Spline parameterization for unsupervised decoding (SPUD)

We used the SPUD algorithm described in³⁹. We fitted the manifolds with piecewise linear curves. We chose to fit a curve L(y) with ten knots to the data points xi embedded in the two-dimensional spaces by Isomap. Initially, the positions of knots were determined by K-means clustering centroids of the data points. Each knot was connected to the other knot with the highest data point density in between to form the initial curve. Then, positions of the knots were iteratively optimized to minimize (Σi∣∣(L(y)−xi∣∣)∣L(y)∣, where ∣∣(L(y)−xi)∣∣ is the Euclidean distance between the ith data point and the nearest point on the curve, and |L(y)| is the length of the curve.

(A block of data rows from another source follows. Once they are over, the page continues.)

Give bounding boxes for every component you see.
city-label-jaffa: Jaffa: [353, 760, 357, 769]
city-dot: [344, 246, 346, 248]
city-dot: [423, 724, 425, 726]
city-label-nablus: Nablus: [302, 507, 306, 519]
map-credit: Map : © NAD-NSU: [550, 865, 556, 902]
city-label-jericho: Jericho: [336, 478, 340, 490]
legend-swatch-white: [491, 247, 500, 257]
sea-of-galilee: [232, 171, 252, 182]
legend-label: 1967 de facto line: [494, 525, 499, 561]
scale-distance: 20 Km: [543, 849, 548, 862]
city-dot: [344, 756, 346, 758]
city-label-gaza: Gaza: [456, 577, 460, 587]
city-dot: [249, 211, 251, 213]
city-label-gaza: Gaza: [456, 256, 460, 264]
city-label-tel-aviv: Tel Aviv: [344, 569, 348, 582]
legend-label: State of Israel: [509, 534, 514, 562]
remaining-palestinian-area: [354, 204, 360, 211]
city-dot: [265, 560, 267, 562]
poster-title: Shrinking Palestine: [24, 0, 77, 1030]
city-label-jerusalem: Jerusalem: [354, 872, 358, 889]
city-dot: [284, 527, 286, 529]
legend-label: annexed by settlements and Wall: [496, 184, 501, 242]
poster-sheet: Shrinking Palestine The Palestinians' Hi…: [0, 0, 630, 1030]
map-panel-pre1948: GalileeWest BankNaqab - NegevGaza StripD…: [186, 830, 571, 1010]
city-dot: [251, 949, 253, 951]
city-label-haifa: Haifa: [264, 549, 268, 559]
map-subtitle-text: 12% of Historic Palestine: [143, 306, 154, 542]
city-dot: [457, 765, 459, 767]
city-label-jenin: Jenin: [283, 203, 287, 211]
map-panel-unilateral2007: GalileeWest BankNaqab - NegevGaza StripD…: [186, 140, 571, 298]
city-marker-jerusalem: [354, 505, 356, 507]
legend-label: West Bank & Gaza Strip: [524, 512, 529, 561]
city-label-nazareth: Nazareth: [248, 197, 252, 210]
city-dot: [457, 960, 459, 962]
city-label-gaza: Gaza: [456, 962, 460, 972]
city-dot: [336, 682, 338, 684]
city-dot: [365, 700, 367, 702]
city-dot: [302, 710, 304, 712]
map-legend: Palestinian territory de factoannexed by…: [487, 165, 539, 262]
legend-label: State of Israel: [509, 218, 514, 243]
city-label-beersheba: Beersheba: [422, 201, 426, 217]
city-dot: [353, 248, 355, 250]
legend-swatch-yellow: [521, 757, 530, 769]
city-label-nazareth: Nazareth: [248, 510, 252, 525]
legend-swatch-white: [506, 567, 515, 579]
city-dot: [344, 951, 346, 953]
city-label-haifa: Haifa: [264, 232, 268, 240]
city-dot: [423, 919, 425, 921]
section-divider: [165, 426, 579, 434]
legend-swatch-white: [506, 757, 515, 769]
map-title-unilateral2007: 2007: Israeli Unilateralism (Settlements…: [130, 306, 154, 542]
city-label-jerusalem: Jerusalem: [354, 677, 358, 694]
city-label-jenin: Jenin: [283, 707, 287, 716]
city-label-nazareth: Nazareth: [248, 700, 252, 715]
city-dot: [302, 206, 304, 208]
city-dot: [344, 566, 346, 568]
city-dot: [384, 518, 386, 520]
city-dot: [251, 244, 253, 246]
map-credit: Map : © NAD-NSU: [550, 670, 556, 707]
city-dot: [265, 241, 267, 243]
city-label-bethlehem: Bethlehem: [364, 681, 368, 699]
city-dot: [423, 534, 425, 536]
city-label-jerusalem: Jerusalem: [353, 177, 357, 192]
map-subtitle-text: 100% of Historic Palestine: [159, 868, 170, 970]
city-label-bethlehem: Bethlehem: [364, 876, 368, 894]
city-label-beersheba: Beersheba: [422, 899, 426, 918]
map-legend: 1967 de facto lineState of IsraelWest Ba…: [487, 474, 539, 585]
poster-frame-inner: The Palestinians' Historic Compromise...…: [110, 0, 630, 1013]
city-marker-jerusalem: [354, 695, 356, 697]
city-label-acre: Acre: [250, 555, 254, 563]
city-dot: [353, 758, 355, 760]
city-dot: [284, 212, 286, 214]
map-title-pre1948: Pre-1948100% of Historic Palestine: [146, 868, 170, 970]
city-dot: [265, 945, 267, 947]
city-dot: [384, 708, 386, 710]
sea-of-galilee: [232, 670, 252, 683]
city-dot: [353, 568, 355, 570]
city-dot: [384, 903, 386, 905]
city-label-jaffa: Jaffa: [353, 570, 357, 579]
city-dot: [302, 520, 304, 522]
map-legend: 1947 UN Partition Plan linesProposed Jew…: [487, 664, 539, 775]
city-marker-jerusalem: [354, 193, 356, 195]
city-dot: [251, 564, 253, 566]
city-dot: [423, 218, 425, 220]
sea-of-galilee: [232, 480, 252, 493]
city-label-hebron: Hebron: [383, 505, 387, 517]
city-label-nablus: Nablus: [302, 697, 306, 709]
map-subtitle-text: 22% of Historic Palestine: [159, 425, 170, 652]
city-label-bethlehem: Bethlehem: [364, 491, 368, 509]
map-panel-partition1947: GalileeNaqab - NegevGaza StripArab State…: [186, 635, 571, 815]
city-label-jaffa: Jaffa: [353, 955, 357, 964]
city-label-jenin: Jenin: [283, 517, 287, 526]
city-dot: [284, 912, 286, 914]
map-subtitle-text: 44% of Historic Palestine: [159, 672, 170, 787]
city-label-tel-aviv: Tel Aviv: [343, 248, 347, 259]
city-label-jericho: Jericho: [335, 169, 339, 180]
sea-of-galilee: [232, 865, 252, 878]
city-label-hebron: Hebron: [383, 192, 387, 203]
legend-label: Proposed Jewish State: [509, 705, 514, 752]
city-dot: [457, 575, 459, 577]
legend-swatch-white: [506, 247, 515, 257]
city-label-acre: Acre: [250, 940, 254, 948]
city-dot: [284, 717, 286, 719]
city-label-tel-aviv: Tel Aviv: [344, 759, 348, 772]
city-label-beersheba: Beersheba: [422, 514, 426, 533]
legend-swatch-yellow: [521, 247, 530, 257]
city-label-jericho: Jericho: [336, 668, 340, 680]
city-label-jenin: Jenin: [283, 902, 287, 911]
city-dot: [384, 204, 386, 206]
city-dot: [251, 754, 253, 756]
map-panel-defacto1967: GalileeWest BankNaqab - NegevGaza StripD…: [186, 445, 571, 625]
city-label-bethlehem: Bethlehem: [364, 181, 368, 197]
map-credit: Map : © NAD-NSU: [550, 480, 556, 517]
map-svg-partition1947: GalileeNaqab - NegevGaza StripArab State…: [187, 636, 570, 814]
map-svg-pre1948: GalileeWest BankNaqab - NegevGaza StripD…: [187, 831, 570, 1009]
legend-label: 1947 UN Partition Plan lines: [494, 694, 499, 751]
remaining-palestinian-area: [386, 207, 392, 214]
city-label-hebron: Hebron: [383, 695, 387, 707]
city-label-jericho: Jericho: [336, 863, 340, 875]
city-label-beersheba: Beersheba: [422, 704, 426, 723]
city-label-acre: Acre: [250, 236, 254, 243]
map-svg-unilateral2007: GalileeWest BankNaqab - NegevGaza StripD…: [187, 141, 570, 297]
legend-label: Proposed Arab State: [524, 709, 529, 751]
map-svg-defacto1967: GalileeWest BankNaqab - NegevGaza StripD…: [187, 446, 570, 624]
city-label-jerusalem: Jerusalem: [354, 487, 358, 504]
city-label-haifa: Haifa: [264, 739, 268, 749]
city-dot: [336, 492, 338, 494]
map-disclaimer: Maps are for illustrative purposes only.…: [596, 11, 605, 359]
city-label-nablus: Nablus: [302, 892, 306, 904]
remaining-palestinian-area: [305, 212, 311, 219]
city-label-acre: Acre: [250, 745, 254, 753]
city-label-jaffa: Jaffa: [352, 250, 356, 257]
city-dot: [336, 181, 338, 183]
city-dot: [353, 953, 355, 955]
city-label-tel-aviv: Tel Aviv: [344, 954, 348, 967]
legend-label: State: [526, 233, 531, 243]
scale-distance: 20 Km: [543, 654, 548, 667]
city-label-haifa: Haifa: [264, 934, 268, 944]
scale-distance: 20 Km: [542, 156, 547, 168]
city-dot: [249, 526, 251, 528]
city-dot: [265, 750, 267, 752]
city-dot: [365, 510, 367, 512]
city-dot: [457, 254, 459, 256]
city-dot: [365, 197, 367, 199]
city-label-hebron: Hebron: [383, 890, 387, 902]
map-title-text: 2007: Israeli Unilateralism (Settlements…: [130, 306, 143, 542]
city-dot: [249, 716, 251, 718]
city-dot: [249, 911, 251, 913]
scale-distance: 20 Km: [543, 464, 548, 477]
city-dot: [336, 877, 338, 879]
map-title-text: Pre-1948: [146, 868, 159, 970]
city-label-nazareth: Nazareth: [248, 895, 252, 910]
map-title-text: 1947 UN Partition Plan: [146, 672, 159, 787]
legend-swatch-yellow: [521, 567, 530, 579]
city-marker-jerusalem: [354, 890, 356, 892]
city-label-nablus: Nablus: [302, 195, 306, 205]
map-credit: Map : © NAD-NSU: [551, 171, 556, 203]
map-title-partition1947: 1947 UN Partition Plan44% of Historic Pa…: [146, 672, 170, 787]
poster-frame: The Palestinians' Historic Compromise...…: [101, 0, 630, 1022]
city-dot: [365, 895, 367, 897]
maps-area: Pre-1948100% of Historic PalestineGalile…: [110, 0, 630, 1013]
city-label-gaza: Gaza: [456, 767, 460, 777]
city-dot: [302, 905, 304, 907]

We picked a random origin on the curve and assigned coordinates from 0 to 1 to the point on the curve. The coordinate of each data point x_i was decoded as the coordinate of its nearest point on the curve. We shifted or flipped the coordinates of the data points to minimize the mean squared error between the decoded coordinates and the rescaled actual time in the movie (rescaled to (0,1]). The decoded time for a given data point was set to the resulting coordinate scaled up to (0, 35) seconds.

For cross-validation, we randomly picked 80% of the instantaneous population activity as the training set (distributed across all the weeks), and the remaining 20% as the test set. We fit the spline to data from the training set and evaluated the decoding performance using data from the test set.

Note that the neural manifold for shuffled data often did not have a perfect ring structure (Supplementary Fig. ^7a). The SPUD would fail without carefully choosing the positions of initial knots. For a fair quantitative comparison between original and shuffled data (Supplementary Fig. ^7b), we chose ten trial-averaged projected instantaneous population activity evenly distributed in time as the initial knots for the shuffled data analysis.